Sector focus and impact objectives: 

● Energy, environment, and biotech are common areas of focus among survey respondents. Over half indicated a focus on energy or environment, and three-quarters work specifically with ventures that have a social or environmental impact objective.

● One-third of the respondents indicated biotechnology as a vertical of focus, which includes biopharma, stem cells, bioinformatics, med-tech, agri-biotech, and industrial biotech/biofuel. Of the 20 respondents with a focus on biotechnology, 14 received financial support from the government. 

When asked to rate the goals of their accelerator/incubator programmes, over 60 percent of the respondents rated “helping ventures gain market traction” as a top priority, while “driving economic growth and job creation” was prioritized by less than 35 percent.

Source: GALI

Programme structure: 

● With a median cohort size of nine ventures and an 11 percent acceptance rate, cohorts were small, programmes were selective, and early-stage ventures were most likely to receive support.

● One-third of the accelerators and incubators surveyed provide direct funding to ventures, and equity is the most popular investment instrument.

● Most respondents (82 percent) run programmes that last less than 12 months. The most common programme duration was between three and six months.

Funding sources: 

● Philanthropic grants and government support play an important role in the accelerator and incubator ecosystem. Nearly all the respondents’ revenue came from philanthropy, government, or corporate support. The majority of the government-supported respondents received funds from the Department of Science and Technology.

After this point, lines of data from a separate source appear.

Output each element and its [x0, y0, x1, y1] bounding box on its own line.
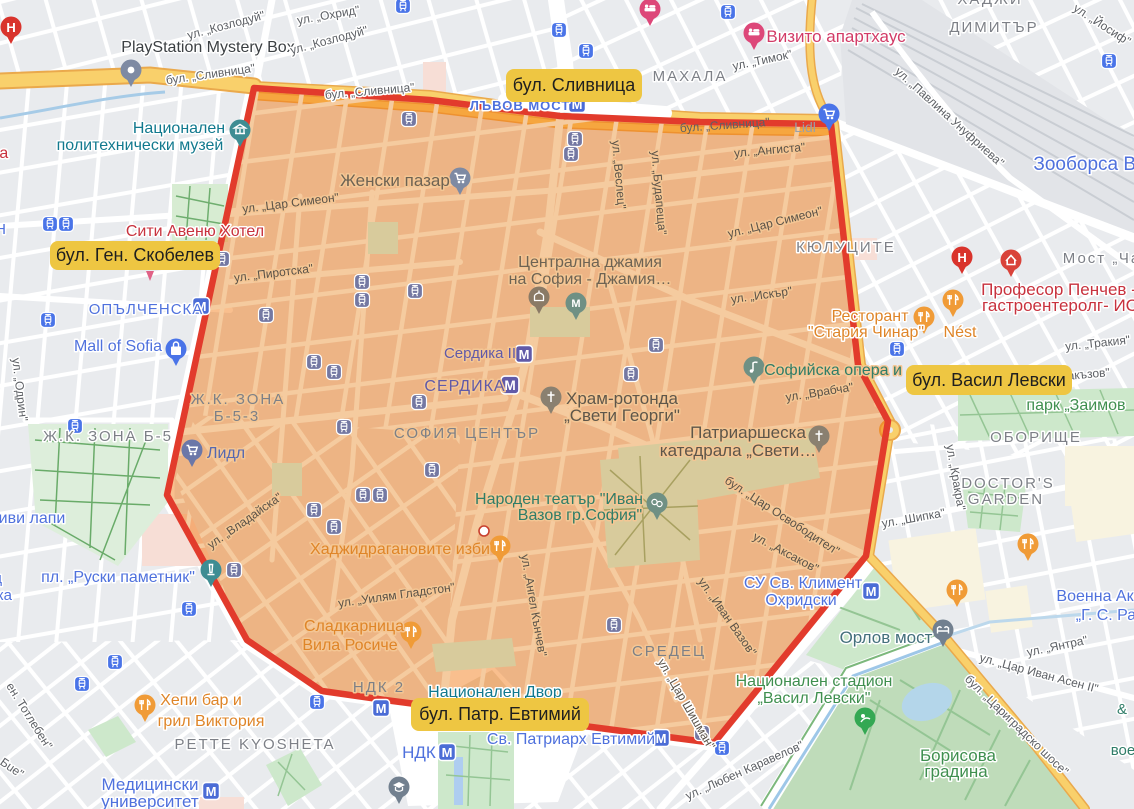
svg-text:Lidl: Lidl	[794, 119, 816, 135]
svg-text:гастроентеролг- ИС: гастроентеролг- ИС	[982, 296, 1134, 315]
svg-text:Национален: Национален	[133, 120, 225, 137]
svg-text:бул. Ген. Скобелев: бул. Ген. Скобелев	[56, 245, 214, 265]
svg-text:НДК: НДК	[402, 743, 436, 762]
svg-text:Вила Росиче: Вила Росиче	[302, 637, 397, 654]
svg-text:градина: градина	[924, 762, 988, 781]
svg-text:политехнически музей: политехнически музей	[57, 137, 224, 154]
svg-text:НДК 2: НДК 2	[353, 679, 405, 696]
svg-text:Зооборса Ве: Зооборса Ве	[1033, 154, 1134, 175]
svg-text:Визито апартхаус: Визито апартхаус	[766, 27, 906, 46]
svg-text:Сердика II: Сердика II	[444, 345, 516, 362]
svg-text:Орлов мост: Орлов мост	[840, 628, 933, 647]
svg-text:Женски пазар: Женски пазар	[340, 171, 450, 190]
svg-text:фонд: фонд	[0, 570, 2, 587]
svg-text:Ресторант: Ресторант	[832, 308, 910, 325]
svg-text:МАХАЛА: МАХАЛА	[653, 68, 728, 85]
svg-text:СРЕДЕЦ: СРЕДЕЦ	[632, 643, 706, 660]
svg-text:КЮЛУЦИТЕ: КЮЛУЦИТЕ	[796, 239, 896, 256]
svg-text:Патриаршеска: Патриаршеска	[690, 423, 806, 442]
svg-text:Хаджидрагановите изби: Хаджидрагановите изби	[310, 541, 490, 558]
svg-text:GARDEN: GARDEN	[968, 491, 1044, 508]
svg-text:PETTE KYOSHETA: PETTE KYOSHETA	[174, 736, 335, 753]
svg-text:Вазов гр.София": Вазов гр.София"	[518, 507, 642, 524]
svg-text:Сладкарница: Сладкарница	[304, 618, 404, 635]
svg-text:Nést: Nést	[944, 324, 977, 341]
svg-text:M: M	[571, 298, 580, 310]
svg-text:грил Виктория: грил Виктория	[158, 713, 265, 730]
svg-text:„Свети Георги": „Свети Георги"	[564, 406, 680, 425]
svg-text:&: &	[1117, 701, 1127, 718]
svg-text:ДИМИТЪР: ДИМИТЪР	[949, 19, 1038, 36]
svg-text:Н: Н	[0, 221, 6, 238]
svg-text:ОПЪЛЧЕНСКА: ОПЪЛЧЕНСКА	[89, 301, 204, 318]
svg-text:бул. Сливница: бул. Сливница	[513, 75, 636, 95]
svg-text:Ж.К. ЗОНА: Ж.К. ЗОНА	[191, 391, 286, 408]
svg-text:Лидл: Лидл	[207, 445, 245, 462]
svg-text:бул. Патр. Евтимий: бул. Патр. Евтимий	[419, 704, 581, 724]
svg-text:иви лапи: иви лапи	[0, 510, 65, 527]
svg-text:катедрала „Свети…: катедрала „Свети…	[660, 441, 816, 460]
svg-text:Сити Авеню Хотел: Сити Авеню Хотел	[126, 223, 264, 240]
svg-text:СОФИЯ ЦЕНТЪР: СОФИЯ ЦЕНТЪР	[394, 425, 540, 442]
svg-text:Св. Патриарх Евтимий: Св. Патриарх Евтимий	[487, 731, 655, 748]
svg-text:Sofia: Sofia	[0, 145, 8, 162]
svg-text:Централна джамия: Централна джамия	[518, 254, 662, 271]
svg-text:Софийска опера и: Софийска опера и	[764, 362, 902, 379]
svg-text:„Васил Левски": „Васил Левски"	[758, 690, 871, 707]
svg-text:парк „Заимов: парк „Заимов	[1026, 397, 1125, 414]
svg-text:на София - Джамия…: на София - Джамия…	[509, 271, 672, 288]
svg-text:PlayStation Mystery Box: PlayStation Mystery Box	[121, 39, 294, 56]
svg-text:СУ Св. Климент: СУ Св. Климент	[744, 575, 863, 592]
svg-text:ХАДЖИ: ХАДЖИ	[957, 0, 1022, 8]
svg-text:Охридски: Охридски	[765, 592, 836, 609]
svg-text:Хепи бар и: Хепи бар и	[160, 692, 242, 709]
svg-text:Военна Ак: Военна Ак	[1056, 588, 1134, 605]
svg-text:ОБОРИЩЕ: ОБОРИЩЕ	[990, 429, 1082, 446]
svg-text:пл. „Руски паметник": пл. „Руски паметник"	[41, 569, 195, 586]
svg-text:бул. Васил Левски: бул. Васил Левски	[912, 370, 1066, 390]
svg-text:Ж.К. ЗОНА Б-5: Ж.К. ЗОНА Б-5	[43, 428, 173, 445]
svg-text:университет: университет	[101, 792, 199, 809]
svg-text:„Г. С. Ра: „Г. С. Ра	[1076, 607, 1134, 624]
svg-text:ка: ка	[0, 587, 13, 604]
svg-text:Mall of Sofia: Mall of Sofia	[74, 338, 162, 355]
svg-text:Б-5-3: Б-5-3	[214, 408, 261, 425]
svg-text:СЕРДИКА: СЕРДИКА	[424, 378, 505, 395]
svg-text:Национален стадион: Национален стадион	[736, 673, 893, 690]
svg-text:"Стария Чинар": "Стария Чинар"	[808, 324, 924, 341]
svg-text:H: H	[957, 250, 966, 265]
svg-text:вое: вое	[1111, 742, 1134, 759]
svg-text:DOCTOR'S: DOCTOR'S	[961, 475, 1055, 492]
svg-text:H: H	[6, 20, 15, 35]
svg-text:Народен театър "Иван: Народен театър "Иван	[475, 491, 643, 508]
svg-text:Мост „Ча: Мост „Ча	[1063, 250, 1134, 267]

● Less than a quarter of the respondents were investor-backed, very few generated revenues from equity returns, and none relied on success fees charged to investors. Given that future financial returns will not serve as the measure of success in such cases, accelerators and incubators with philanthropic, government, and corporate funding have a stronger burden of proof to show that they are making an impact.